Law Office of Leila Freijy PLLC
Immigration & Compliance Law 
Caution Against Travel Outside U.S. for Those Needing New U.S. Visas

Since the "Buy American, Hire American" Executive Order that was issued in April 2017 and the Department of State announcement instituting "extreme vetting" in May 2017, we have been seeing an increased number of individuals being selected for Administrative Processing, or 221(g), by U.S. Consulates abroad when applying for new U.S. visas.

Administrative Processing involves conducting background checks on visa applicants for various reasons.  When selected for administrative processing, the visa application process at a U.S. Consulate abroad, which typically takes about 1 week, can result in delays of several weeks or even months during which the individual has no way of returning to the U.S. or resuming his/ her employment.

In the past, Administrative Processing was mainly reserved for the following:
  • Applicants who were Muslim or from Muslim countries.
  • Applicants with degrees in Aerospace or Nuclear Engineering or Materials Science.
  • An applicant with a name similar to one on a watch list.
This is no longer the case.  U.S. Consulates abroad have been selecting an increased number of applicants for administrative processing for no apparent reason.  This has resulted in some visa applicants being stranded outside of the U.S. for several months.

With the holiday season coming up, foreign nationals who plan to travel abroad should think long and hard about whether to leave the U.S. if their travel would entail an application for a new U.S. visa stamp in their passports.

Individuals who already have valid U.S. visas should be able to travel internationally with relative ease, but should ensure that they are carrying with them all the necessary documents.

H-1B employees will need to carry the following with them:
  1. Valid foreign passport.
  2. Valid H-1B visa stamp (even if it is in the name of a prior employer).
  3. Original I-797A (Approval Notice) for current H-1B status (naming the current employer).
  4. Copy of H-1B petition.
  5. Copies of 3-4 recent pay stubs (evidencing on-going employment with the current H-1B employer).
  6. An up-to-date letter of employment confirmation from the employer and an up-to-date letter from the end-client site should not be necessary.
F-1 students will need to carry the following with them:
  1. Valid foreign passport.
  2. Valid F-1 visa stamp (even if it is in the name of a prior university).
  3. I-20 endorsed for travel, listing the current employer and issued within 6 mo. of the proposed date of return to the U.S.
  4. Current EAD card (if the student is under OPT - Optional Practical Training).
  5. Copies of 3-4 recent pay stubs (evidencing maintenance of status through employment with the company listed on the I-20).
L-1 employees will need to carry the following with them:
  1. Valid foreign passport.
  2. Valid L-1 visa stamp in the name of the current employer.
  3. Copy of I-129S endorsed by a U.S. Consulate abroad (for Blanket L petitions) or original I-797A Approval Notice (for individual L-1 petitions).
  4. Copy of the L-1 petition (for individual L-1 petitions only).
  5. Copies of 3-4 recent pay stubs.
TN employees will need to carry the following with them:
  1. Valid foreign passport.
  2. Valid TN-2 visa stamp (for Mexican citizens only).
  3. Current I-94 card showing TN status (or printout of I-94 from if issued an electronic I-94).
  4. Copies of 3-4 recent pay stubs.
Dependent family members (those in H-4, F-2, L-2, TD status, etc.) should only need to carry their valid foreign passports and valid dependent visa stamps (even if the visa indicates a former employer or university for the principal beneficiary).

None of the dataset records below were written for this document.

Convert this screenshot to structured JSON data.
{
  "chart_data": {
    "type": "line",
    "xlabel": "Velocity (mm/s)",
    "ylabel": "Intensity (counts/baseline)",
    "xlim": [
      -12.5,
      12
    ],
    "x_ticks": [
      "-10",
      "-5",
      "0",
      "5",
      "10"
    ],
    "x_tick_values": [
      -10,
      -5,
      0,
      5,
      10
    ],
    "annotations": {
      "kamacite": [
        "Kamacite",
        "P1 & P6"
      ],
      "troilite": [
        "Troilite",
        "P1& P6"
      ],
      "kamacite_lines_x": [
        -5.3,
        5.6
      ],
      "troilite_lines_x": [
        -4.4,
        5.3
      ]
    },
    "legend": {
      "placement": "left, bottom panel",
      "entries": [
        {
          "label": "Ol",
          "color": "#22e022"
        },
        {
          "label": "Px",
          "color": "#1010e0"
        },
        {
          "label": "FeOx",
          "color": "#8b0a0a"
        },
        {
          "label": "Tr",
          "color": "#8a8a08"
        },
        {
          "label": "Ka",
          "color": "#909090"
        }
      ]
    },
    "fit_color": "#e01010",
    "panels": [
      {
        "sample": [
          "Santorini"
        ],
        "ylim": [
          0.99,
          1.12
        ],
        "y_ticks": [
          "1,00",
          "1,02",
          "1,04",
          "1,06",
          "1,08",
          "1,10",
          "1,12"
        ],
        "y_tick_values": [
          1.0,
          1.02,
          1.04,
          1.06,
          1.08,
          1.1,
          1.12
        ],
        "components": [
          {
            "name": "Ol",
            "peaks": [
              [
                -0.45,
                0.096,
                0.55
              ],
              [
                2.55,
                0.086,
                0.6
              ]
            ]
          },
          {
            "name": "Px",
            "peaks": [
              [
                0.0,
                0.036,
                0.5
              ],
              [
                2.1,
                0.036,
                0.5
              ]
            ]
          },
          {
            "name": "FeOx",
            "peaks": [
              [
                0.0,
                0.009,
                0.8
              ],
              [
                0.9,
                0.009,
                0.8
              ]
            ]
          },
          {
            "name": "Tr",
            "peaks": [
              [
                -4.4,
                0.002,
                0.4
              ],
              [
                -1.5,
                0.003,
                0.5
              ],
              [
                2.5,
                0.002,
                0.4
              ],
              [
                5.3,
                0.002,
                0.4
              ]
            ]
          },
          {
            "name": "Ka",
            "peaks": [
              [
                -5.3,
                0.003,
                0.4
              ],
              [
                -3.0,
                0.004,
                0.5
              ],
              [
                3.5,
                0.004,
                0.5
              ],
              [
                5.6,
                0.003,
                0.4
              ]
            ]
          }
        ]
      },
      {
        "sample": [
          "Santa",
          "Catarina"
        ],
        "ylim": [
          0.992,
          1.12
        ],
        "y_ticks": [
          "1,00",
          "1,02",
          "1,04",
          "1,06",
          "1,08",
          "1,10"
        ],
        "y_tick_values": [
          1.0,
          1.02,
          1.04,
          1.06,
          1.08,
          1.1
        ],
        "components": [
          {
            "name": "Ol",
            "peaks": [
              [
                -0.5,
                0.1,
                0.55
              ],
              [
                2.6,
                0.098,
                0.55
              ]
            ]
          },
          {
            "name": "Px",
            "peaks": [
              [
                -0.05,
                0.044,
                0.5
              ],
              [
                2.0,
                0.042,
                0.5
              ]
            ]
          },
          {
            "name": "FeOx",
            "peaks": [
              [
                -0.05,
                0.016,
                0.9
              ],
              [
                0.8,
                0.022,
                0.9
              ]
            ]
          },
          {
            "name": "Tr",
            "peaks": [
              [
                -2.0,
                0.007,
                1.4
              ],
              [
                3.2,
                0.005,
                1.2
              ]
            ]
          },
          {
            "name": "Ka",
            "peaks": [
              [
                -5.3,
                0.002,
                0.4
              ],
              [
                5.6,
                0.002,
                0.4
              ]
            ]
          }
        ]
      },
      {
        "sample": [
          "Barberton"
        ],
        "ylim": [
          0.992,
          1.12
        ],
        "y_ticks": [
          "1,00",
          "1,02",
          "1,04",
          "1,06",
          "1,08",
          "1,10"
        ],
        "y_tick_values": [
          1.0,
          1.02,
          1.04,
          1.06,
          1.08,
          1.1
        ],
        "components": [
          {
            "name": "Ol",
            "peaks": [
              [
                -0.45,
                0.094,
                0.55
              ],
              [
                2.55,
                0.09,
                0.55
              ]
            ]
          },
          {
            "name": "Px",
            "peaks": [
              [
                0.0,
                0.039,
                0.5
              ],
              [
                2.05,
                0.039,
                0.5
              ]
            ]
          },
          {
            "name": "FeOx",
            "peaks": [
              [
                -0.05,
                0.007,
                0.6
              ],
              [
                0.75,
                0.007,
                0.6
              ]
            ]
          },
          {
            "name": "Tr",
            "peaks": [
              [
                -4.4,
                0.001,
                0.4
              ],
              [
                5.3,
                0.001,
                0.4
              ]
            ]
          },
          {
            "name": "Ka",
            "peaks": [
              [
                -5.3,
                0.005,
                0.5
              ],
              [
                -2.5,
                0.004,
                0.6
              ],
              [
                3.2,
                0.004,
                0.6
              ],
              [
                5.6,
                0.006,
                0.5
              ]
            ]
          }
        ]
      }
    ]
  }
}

Individuals who have a pending I-485 application and have been issued an Advance Parole document (I-512 or EAD/AP combo card) just need to carry that document in order to return to the U.S.

If you have an employee in a nonimmigrant status not listed above who plans to travel internationally, please have them contact me and I will advise them regarding the documents to carry while traveling abroad.

This immigration alert is only being provided to company representatives, but I encourage you to share it with your foreign national workforce and to impress upon them the risk of travel outside of the U.S. if they will need to apply for a U.S. visa while they are abroad.